(Titre volé à mamzelle adèle parce qu'en plus d'avoir un été laid, j'ai perdu toute envie de me forcer à faire des affaires, dont faire un effort pour trouver un titre de post original.)
C'est ma dernière année comme blogueuse dans la vingtaine, parce que je viens d'avoir 29 ans.
J'ai vu un documentaire dans lequel une rockstar disait: "L'art d'être heureux, c'est l'art d'équilibrer ses attentes, pour être en harmonie avec la réalité. S'il y a un trop grand écart entre tes attentes et la réalité, t'as deux choix: abaisser tes attentes, ou augmenter ta réalité."
J'en ai parlé à mon directeur de conscience. Il m'a répondu que la rockstar devrait travailler à son sens de l'auto-illusion. Que le truc, dans le fond, c'était d'avoir des attentes très hautes, et de se faire accroire qu'elles sont au détour du chemin.
Il disait ça en joke, mais moi je fais pas mal ça pour de vrai.
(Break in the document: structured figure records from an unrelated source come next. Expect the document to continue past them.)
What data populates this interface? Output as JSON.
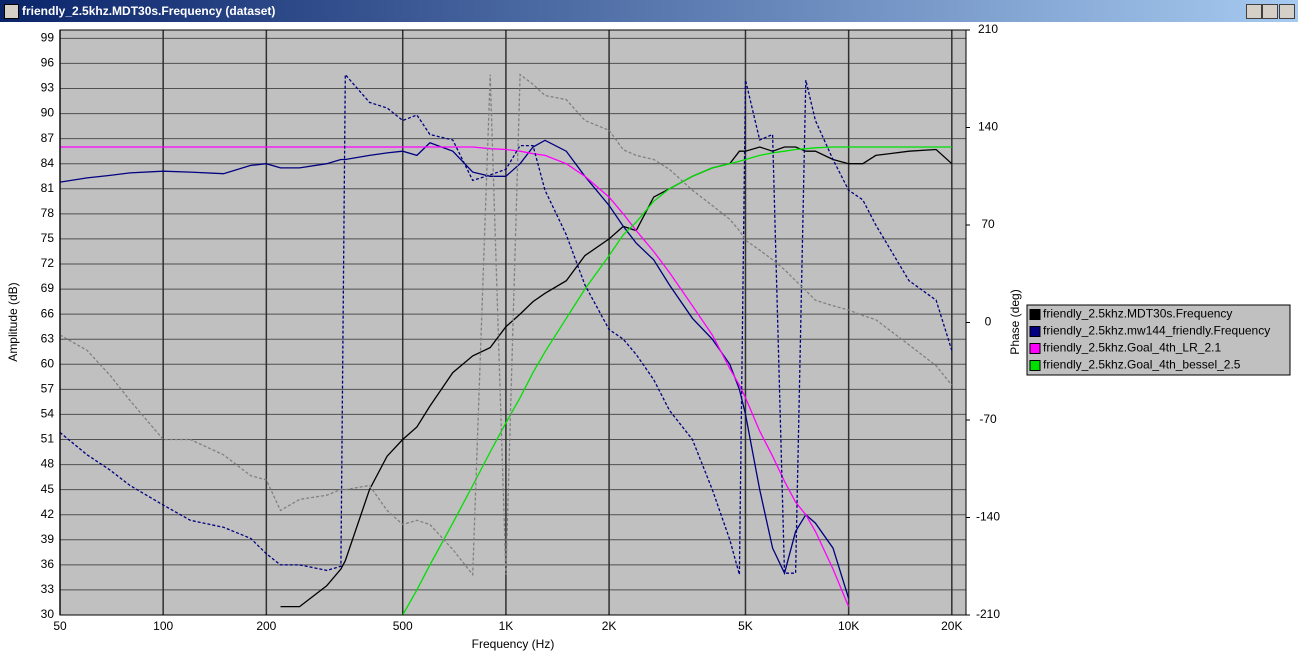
{
  "window": {
    "title": "friendly_2.5khz.MDT30s.Frequency (dataset)"
  },
  "chart_data": {
    "type": "line",
    "xlabel": "Frequency (Hz)",
    "ylabel": "Amplitude (dB)",
    "y2label": "Phase (deg)",
    "xscale": "log",
    "grid": true,
    "xlim": [
      50,
      22000
    ],
    "ylim": [
      30,
      100
    ],
    "y2lim": [
      -210,
      210
    ],
    "xticks": [
      50,
      100,
      200,
      500,
      {
        "value": 1000,
        "label": "1K"
      },
      {
        "value": 2000,
        "label": "2K"
      },
      {
        "value": 5000,
        "label": "5K"
      },
      {
        "value": 10000,
        "label": "10K"
      },
      {
        "value": 20000,
        "label": "20K"
      }
    ],
    "yticks": [
      30,
      33,
      36,
      39,
      42,
      45,
      48,
      51,
      54,
      57,
      60,
      63,
      66,
      69,
      72,
      75,
      78,
      81,
      84,
      87,
      90,
      93,
      96,
      99
    ],
    "y2ticks": [
      210,
      140,
      70,
      0,
      -70,
      -140,
      -210
    ],
    "x": [
      50,
      60,
      70,
      80,
      100,
      120,
      150,
      180,
      200,
      220,
      250,
      300,
      330,
      340,
      400,
      450,
      500,
      550,
      600,
      700,
      800,
      900,
      1000,
      1100,
      1200,
      1300,
      1500,
      1700,
      2000,
      2200,
      2400,
      2700,
      3000,
      3500,
      4000,
      4500,
      4800,
      5000,
      5500,
      6000,
      6500,
      7000,
      7500,
      8000,
      9000,
      10000,
      11000,
      12000,
      15000,
      18000,
      20000
    ],
    "series": [
      {
        "name": "friendly_2.5khz.MDT30s.Frequency",
        "color": "#000000",
        "values": [
          null,
          null,
          null,
          null,
          null,
          null,
          null,
          null,
          null,
          31,
          31,
          33.5,
          35.5,
          36.5,
          45,
          49,
          51,
          52.5,
          55,
          59,
          61,
          62,
          64.5,
          66,
          67.5,
          68.5,
          70,
          73,
          75,
          76.5,
          76,
          80,
          81,
          82.5,
          83.5,
          84,
          85.5,
          85.5,
          86,
          85.5,
          86,
          86,
          85.5,
          85.5,
          84.5,
          84,
          84,
          85,
          85.5,
          85.7,
          84
        ]
      },
      {
        "name": "friendly_2.5khz.mw144_friendly.Frequency",
        "color": "#000080",
        "values": [
          81.8,
          82.3,
          82.6,
          82.9,
          83.1,
          83,
          82.8,
          83.8,
          84,
          83.5,
          83.5,
          84,
          84.5,
          84.5,
          85,
          85.3,
          85.5,
          85,
          86.5,
          85.5,
          83,
          82.5,
          82.5,
          84,
          86,
          86.8,
          85.5,
          82.5,
          79,
          76.5,
          74.5,
          72.5,
          69.5,
          65.5,
          63,
          60,
          57,
          54,
          45,
          38,
          35,
          40,
          42,
          41,
          38,
          32,
          null,
          null,
          null,
          null,
          null
        ]
      },
      {
        "name": "friendly_2.5khz.Goal_4th_LR_2.1",
        "color": "#ff00ff",
        "values": [
          86,
          86,
          86,
          86,
          86,
          86,
          86,
          86,
          86,
          86,
          86,
          86,
          86,
          86,
          86,
          86,
          86,
          86,
          86,
          86,
          86,
          85.8,
          85.7,
          85.5,
          85.2,
          85,
          84,
          82.5,
          80,
          78,
          76,
          73.5,
          71,
          67,
          63.5,
          59.5,
          57.5,
          56,
          52,
          49,
          46,
          43.5,
          42,
          40,
          35.5,
          31,
          null,
          null,
          null,
          null,
          null
        ]
      },
      {
        "name": "friendly_2.5khz.Goal_4th_bessel_2.5",
        "color": "#00e000",
        "values": [
          null,
          null,
          null,
          null,
          null,
          null,
          null,
          null,
          null,
          null,
          null,
          null,
          null,
          null,
          null,
          null,
          30,
          33,
          36,
          41,
          45.5,
          49.5,
          53,
          56,
          59,
          61.5,
          65.5,
          69,
          73,
          75.5,
          77,
          79.5,
          81,
          82.5,
          83.5,
          84,
          84.3,
          84.5,
          85,
          85.3,
          85.5,
          85.7,
          85.8,
          85.9,
          86,
          86,
          86,
          86,
          86,
          86,
          86
        ]
      },
      {
        "axis": "y2",
        "color": "#000080",
        "linestyle": "dashed",
        "values": [
          -79,
          -95,
          -106,
          -117,
          -131,
          -142,
          -147,
          -155,
          -166,
          -174,
          -174,
          -178,
          -175,
          178,
          158,
          154,
          145,
          149,
          135,
          131,
          102,
          106,
          110,
          127,
          127,
          95,
          63,
          27,
          -5,
          -12,
          -23,
          -41,
          -63,
          -84,
          -120,
          -156,
          -181,
          174,
          131,
          135,
          -180,
          -180,
          174,
          145,
          117,
          95,
          88,
          70,
          30,
          16,
          -20
        ]
      },
      {
        "axis": "y2",
        "color": "#808080",
        "linestyle": "dashed",
        "values": [
          -9,
          -20,
          -38,
          -56,
          -84,
          -84,
          -95,
          -110,
          -113,
          -135,
          -127,
          -124,
          -120,
          -120,
          -117,
          -135,
          -145,
          -142,
          -145,
          -163,
          -181,
          178,
          -181,
          178,
          171,
          163,
          160,
          145,
          138,
          124,
          120,
          117,
          110,
          95,
          84,
          74,
          66,
          59,
          52,
          45,
          38,
          30,
          23,
          16,
          12,
          9,
          5,
          2,
          -16,
          -31,
          -45
        ]
      }
    ]
  }
}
Je passe d'une job à l'autre en cherchant la job parfaite, celle comme dans les films ou ce que tu fais est tout le temps important, même que des fois il faut que tu cours en criant des coordonnées au téléphone, en tailleur, suivie par un hélicoptère. Je prends des breaks aux deux semaines avec le Juif parce que j'espère que s'il s'ennuie un peu de moi, on va revenir ensemble et avoir une relation parfaite, celle comme dans les films où les amoureux courent l'un vers l'autre dans la neige sans laisser de traces de pas. J'aurais aimé ça que ça lui pince à lui aussi dans le fond du ventre quand il faut qu'on parte, comme ça il aurait peut-être compris ce que je voulais dire par "je t'aime". Je m'attendais à passer un été parfait, avec des road trips, des shows, des motels avec des piscines comme dans Thelma et Louise, des chalets, des mojitos, des bords de mer, peut-être même avec des sommets de montagne desquels tu crie juste parce que t'es heureuse et le vent te ramène les cheveux dans la face et sur les photos t'as l'air d'un Chewbacca hilare mais c'est drôle. Les étés parfaits, c'est ce qui est supposé arriver quand t'as une job parfaite et un couple parfait. Mais j'ai pas renouvelé mon passeport, j'ai eu une infestation de mannes, le plus loin que j'ai été c'est au métro Namur, j'ai nourri des chats pendant que leurs propriétaires étaient partis en vacances, j'ai eu un billet pour Osheaga et je suis pas allée parce que, je me cite, "me semble que c'est ben humide aujourd'hui."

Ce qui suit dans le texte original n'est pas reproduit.